Aliás, a utilização do termo "Babilónia" tal como eu a expliquei é, ela mesma, uma derivação do mito da torre de Babel ou, senão da torre, pelo menos da sociedade desregrada da antiga Babilónia.

Seja como for, gostava de acrescentar que este filme é também mágico pelos retratos do dia-a-dia que faz que revela, a meu ver, longas e profundas viagens pessoais de elementos da equipa de produção e realização.

Cada cena é um retrato vivo e comoventemente bem produzido do dia-a-dia dos sítios que evoca.

AHT said...

Acima de tudo é um tema pouco abordado no cinema.
A coragem do realizador e a mestria do argumentista são de louvar num filme que à partida não iria ser nenhum sucesso.

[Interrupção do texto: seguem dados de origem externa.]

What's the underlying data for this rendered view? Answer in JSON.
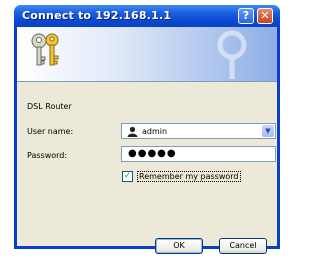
{
  "window": {
    "title": "Connect to 192.168.1.1",
    "help_label": "?",
    "close_label": "✕"
  },
  "dialog": {
    "realm": "DSL Router",
    "username_label": "User name:",
    "username_value": "admin",
    "password_label": "Password:",
    "password_value": "●●●●●",
    "remember_checked": true,
    "remember_label": "Remember my password",
    "ok_label": "OK",
    "cancel_label": "Cancel"
  }
}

Valeu o mega orçamento que permitiu pagar a estrelas que ajudaram a promover o filme.

filipe canas said...

Há um filme com a Gwyneth Paltrow que é mais ou menos a mesma coisa.

São duas histórias, uma se ela apanhasse o metro e a outra se ela não apanhasse o metro.

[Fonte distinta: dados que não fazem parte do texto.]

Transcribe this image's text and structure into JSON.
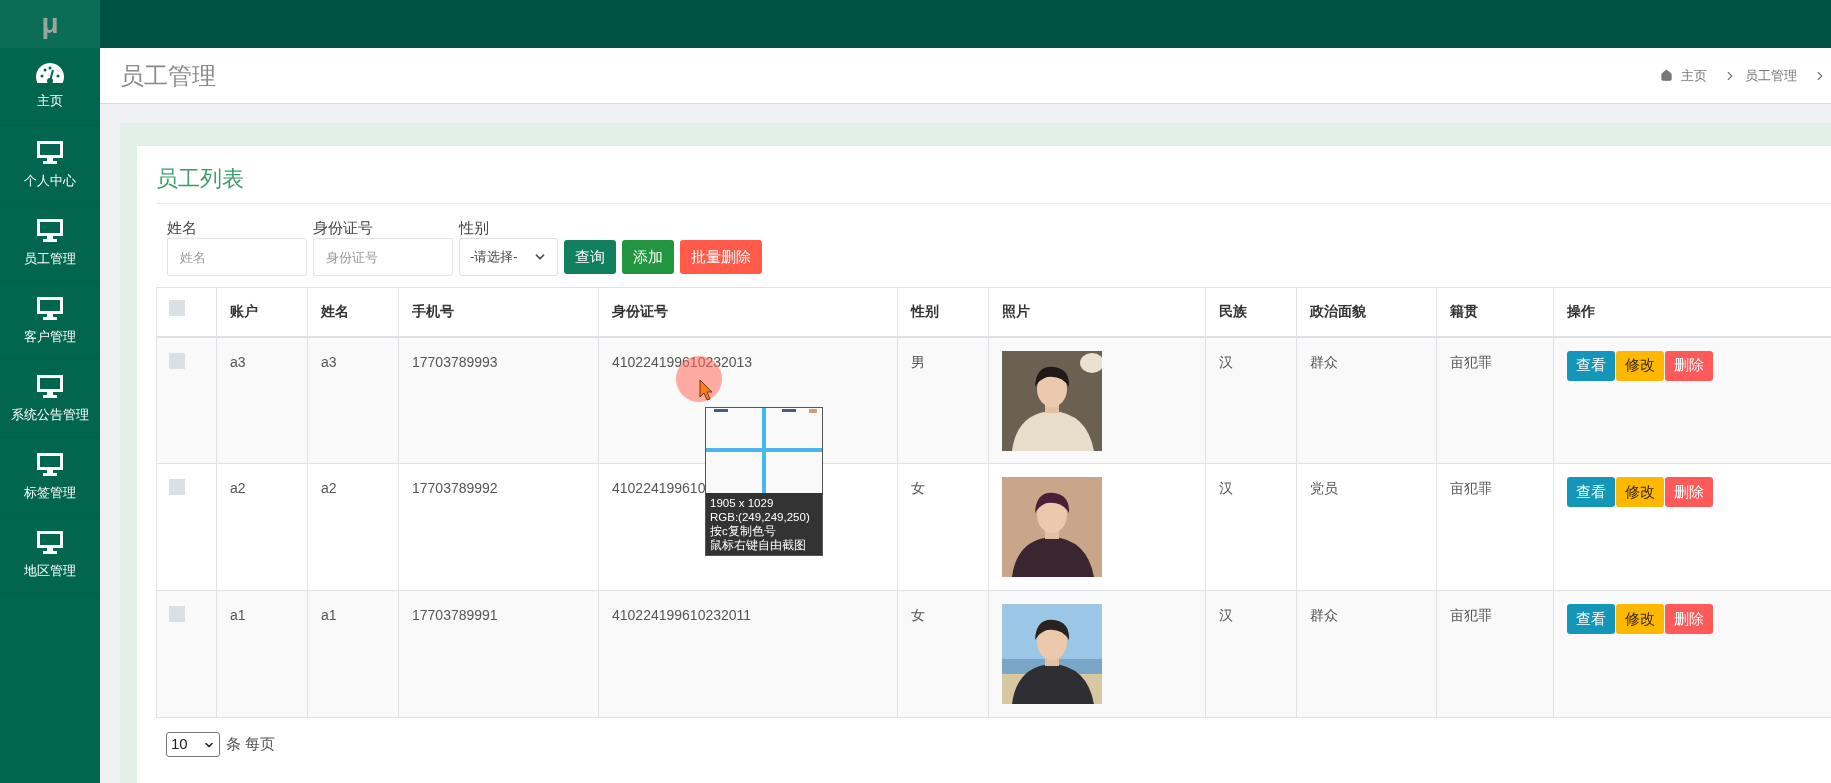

Acho que se chama qualquer coisa como Between Sliding Doors.

Também é sobre as grandes consequências dos pequenos actos.

Maria Strüder said...

Não acredito no destino, não acredito na veracidade de ações premeditadas.
Toda a gente na vida já pensou em segundos caminhos, "se eu tivesse feito..." mas isso é doentio a meu ver.
O que é, é!

El-Gee said...

claro maria, o que é, é, mas o que é implica muitos "o que é's" na vida dos outros e isso é que é assustador.

Nada do que façamos é irrelevante, porque pode levar a tantos destinos diferentes na nossa vida e na dos outros.

Paralelamente, isto aplica-se a toda a gente, e portanto nada do que façamos é relevante, porque é só uma migalha no conjunto global de influências mútuas.

Maria Strüder said...

Se eu me controlasse e fosse premeditada não seria eu, por vezes arrependo-me sendo eu uma jovem mulher com grande queda para a infantilidade, mas acredita que gosto de ser como sou.
As tantas seria mais feliz sendo falsa, ou seria bem vista.

El-Gee said...

A falsidade, concordo, é uma forma para a auto-promoção.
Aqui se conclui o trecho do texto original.